Он долго возвращался по тёмному коридору, длинному, будто из другого мира. Неслышно прикрыв дверь, ставил дымящуюся кружку на подоконник, распахивал створки окна. Знакомая дворничиха, остановившись посреди, поставила ведро на мокрую брусчатку, беззвучно помахала ему рабочей рукавицей, после чего, подхватив свой нехитрый инвентарь, скрылась в скудном свете соседнего двора. Кеша долго, ничего не говоря, махал ей вслед.

Город просыпался. По брусчатке на улице Гагарина громыхали первые грузовики. Когда-то давно, ещё до войны, этот двор очень ловко отгородился от улицы забором из красного кирпича. Так что сейчас здесь, как и много лет назад, слышны были лишь голоса редких прохожих да изредка топот каблучков. Пройти в этот тихий дворик можно было только через арку соседнего дома, о чём известно было далеко не всем. За скрытое расположение и деревянную скамейку под каштаном знающий народ уважал это роскошное место. Винный отдел магазина «Чайка» находился практически рядом. Чуть дальше – 35-й «Продуктовый», известный всем как Кучаевский или тайный распределитель деликатесных продуктов для элиты города.

* * *

Кеша уже и не помнил, когда это было впервые. Тогда от нечего делать он рассматривал двор из окна ещё необжитой комнатки на первом этаже, куда переехал после тяжёлого развода. На улице Искры в его двухкомнатной квартире осталась бывшая жена и отрезок жизни, о котором ему не хотелось вспоминать. Под каштаном несколько мужиков с совершенно конкретными намерениями собрались возле скамейки. Один из них, увидев в окне Кешу, крикнул:

– Мужик, стакан есть?

– Есть.

– Дай, если не жалко.

– Пожалуйста. Ничуть не жалко.

Когда коричневые каштаны, вылупившись из колючей кожуры, щедро засыпали блестящими шариками двор, Кеша знал по именам всех постоянных посетителей. Если выпить было нечего, народ всё равно собирался под каштаном. Одни сопели над шахматами, другие молча болели, третьи сидели «на удачу», перекидываясь обрывками ничего не значащих фраз. Случалось, везло… Его величество случай – вещь не случайная. У людей иногда бывают дни рождения, возвращения из рейса, разводы, премии, запои – всего не перечесть. Праздник – он всегда рядом с теми, кто его хочет. Когда было чего разлить, народ, уже не церемонясь, стучал в окно:

– Кеша, дай стакан!

Кеша не отказывал. Все ценили его гостеприимство и вскоре меж собой стали звать просто Кеша-стакан. Его приглашали на посиделки под каштаном с шахматами, шашками, картами под лёгкий перезвон стаканов. Удивление, граничащее с шоком, постигло всех, когда стало известно, что Кеша не пьёт. Знающие жизнь упорно не верили, докучая расспросами.

– Зашитый что ль?

– Нет, – отвечал Кеша.

– Значит, кодированный.

– Да нет, – мотал он головой.

– Тогда больной?

– Здоровый я, – смеялся Кеша.

– Тогда почему не пьёшь?

– Не хочу.

– Как же это можно не хотеть выпить? – недоумевали завсегдатаи.
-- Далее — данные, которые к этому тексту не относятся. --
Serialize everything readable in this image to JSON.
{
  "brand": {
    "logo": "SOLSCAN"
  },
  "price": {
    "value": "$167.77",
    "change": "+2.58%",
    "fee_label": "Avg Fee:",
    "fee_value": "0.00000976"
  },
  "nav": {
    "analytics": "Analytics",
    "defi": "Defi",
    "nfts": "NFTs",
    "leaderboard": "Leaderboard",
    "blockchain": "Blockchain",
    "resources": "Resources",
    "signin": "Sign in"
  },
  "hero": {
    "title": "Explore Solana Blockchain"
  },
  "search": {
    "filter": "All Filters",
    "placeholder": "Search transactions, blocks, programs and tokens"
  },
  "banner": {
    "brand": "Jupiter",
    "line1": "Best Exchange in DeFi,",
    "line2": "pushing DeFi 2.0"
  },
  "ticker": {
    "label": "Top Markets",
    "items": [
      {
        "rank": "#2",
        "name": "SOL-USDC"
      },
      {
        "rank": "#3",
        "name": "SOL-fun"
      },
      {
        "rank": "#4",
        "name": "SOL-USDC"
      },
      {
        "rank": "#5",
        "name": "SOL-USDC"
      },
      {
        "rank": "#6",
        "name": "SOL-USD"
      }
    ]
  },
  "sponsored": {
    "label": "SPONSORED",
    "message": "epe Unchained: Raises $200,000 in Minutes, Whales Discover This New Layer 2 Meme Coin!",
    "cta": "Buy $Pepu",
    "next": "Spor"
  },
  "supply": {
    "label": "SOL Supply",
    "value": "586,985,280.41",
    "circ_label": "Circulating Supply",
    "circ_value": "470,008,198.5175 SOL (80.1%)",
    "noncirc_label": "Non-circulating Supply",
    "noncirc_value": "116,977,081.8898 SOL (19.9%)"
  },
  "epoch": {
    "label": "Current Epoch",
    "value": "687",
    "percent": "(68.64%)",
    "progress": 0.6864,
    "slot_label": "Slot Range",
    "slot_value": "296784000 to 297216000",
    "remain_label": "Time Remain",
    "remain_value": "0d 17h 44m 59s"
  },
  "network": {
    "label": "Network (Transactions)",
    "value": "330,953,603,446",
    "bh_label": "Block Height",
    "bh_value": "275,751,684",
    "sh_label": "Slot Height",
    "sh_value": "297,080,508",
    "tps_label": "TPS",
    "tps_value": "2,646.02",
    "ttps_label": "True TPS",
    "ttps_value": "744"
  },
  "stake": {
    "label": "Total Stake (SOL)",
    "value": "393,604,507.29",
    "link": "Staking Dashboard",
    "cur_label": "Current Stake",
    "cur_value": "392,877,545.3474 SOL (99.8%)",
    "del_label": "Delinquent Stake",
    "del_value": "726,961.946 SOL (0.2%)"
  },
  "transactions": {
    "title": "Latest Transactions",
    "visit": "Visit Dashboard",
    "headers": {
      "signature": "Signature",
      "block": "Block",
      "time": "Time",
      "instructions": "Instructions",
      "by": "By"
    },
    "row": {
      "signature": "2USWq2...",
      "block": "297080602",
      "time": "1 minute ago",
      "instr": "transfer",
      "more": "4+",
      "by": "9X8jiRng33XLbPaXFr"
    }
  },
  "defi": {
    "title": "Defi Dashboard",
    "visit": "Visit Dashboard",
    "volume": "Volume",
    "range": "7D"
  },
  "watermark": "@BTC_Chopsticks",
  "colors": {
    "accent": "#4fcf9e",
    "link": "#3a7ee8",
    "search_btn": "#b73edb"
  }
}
– Можно я просто так посижу? За компанию, – улыбался в ответ Кеша.

– Сиди, ничуть не жалко.

К выпивке Кеша был равнодушным по причине того, что не любил состояние, когда путались мысли и хотелось не вовремя спать. Кеше нравилось другое. Самое интересное для него происходило, когда собравшиеся, пару раз звякнув стеклом, начинали травить байки.

Все хорошие истории, как водится, бывали с самими рассказчиками, а те, что не очень, с «одним знакомым». Слегка приврать правила хорошего тона допускали, для связки и колорита, но не более того. Врать всё подряд было неприлично. Кроме историй народ ещё уважал, как бы это сказать покрасивее, подискутировать, а попросту говоря поспорить по всевозможным вопросам, поскольку никто лучше них не понимал в устройстве общества, уборке улиц, строительстве нового микрорайона, наведении порядка в стране, да и в жизни в целом. Дискутирующие были уверены, что если бы люди в высоких кабинетах прислушались к их мнению, жизнь давно бы уже стала сытой и счастливой.

Кеше всё происходящее напоминало клубок, который образовывался из ничего. Пустяшная фраза, в ответ на неё другая, потом чьё-нибудь «помню я…», и начинал наматываться тот самый клубок. Ниточки в нём были разные: одни тонкие, изящные, другие грубые, матерные, а то и колючие. За вечер такая путаница намотается, так переплетётся, не разберёшь. Кто с кем, когда, где, зачем, почему и отчего же именно так?

Кеша не влезал в разговоры, не спорил, ничего не доказывал. Ему нравилось просто наблюдать и слушать, как мужики жалуются на женский беспредел, вороватое начальство и палёную водку. Хотя этим всё не ограничивалось.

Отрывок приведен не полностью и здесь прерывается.